Nachdem sich die ersten Juden aus Neustadt kommend 1684 in Floß angesiedelt hatten, gab es 1692 die erste Beerdigung auf dem damals von Juden erworbenen Grundstück. Schon 1729 war der Platz zu klein, und die jüdische Gemeinde musste eine Erweiterung beantragen, was sich in den Jahren 1754, 1780, 1806 und 1811 wiederholte. 1775 bauten Juden um den Friedhof eine Mauer aus Granit, die 1778 und 1842 erweitert wurde.

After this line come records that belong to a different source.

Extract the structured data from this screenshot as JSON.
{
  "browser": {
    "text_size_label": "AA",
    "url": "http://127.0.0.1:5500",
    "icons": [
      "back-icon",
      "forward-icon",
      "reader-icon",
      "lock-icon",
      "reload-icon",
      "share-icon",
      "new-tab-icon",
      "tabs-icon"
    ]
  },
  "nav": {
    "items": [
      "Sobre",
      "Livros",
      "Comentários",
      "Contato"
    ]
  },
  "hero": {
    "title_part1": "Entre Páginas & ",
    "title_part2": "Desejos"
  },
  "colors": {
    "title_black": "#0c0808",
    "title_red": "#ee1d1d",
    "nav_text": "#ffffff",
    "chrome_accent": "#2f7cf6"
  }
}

Seitdem gab es keine Veränderungen mehr. Lediglich an der Westseite des Friedhofes und am Eingangstor wurde die Steinmauer vor mehr als 50 Jahren verfugt, um einen Einsturz zu verhindern.

Früher war die Mauer frei von Bewuchs. Dieses Bild hat sich in den letzten Jahrzehnten geändert. Besonders auffällig ist der wuchernde Efeu, der letztlich das Gemäuer in Mitleidenschaft zog. Das dürfte auch die Ursache für den teilweisen Einsturz gewesen sein.

Steine wieder verwendbar


Der Wiederaufbau erstreckt sich über eine Länge von rund zehn Metern. Größtenteils können die bisherigen Granitsteine wieder verwendet werden. Schon in den nächsten Tagen sollen die Bauarbeiten abgeschlossen sein.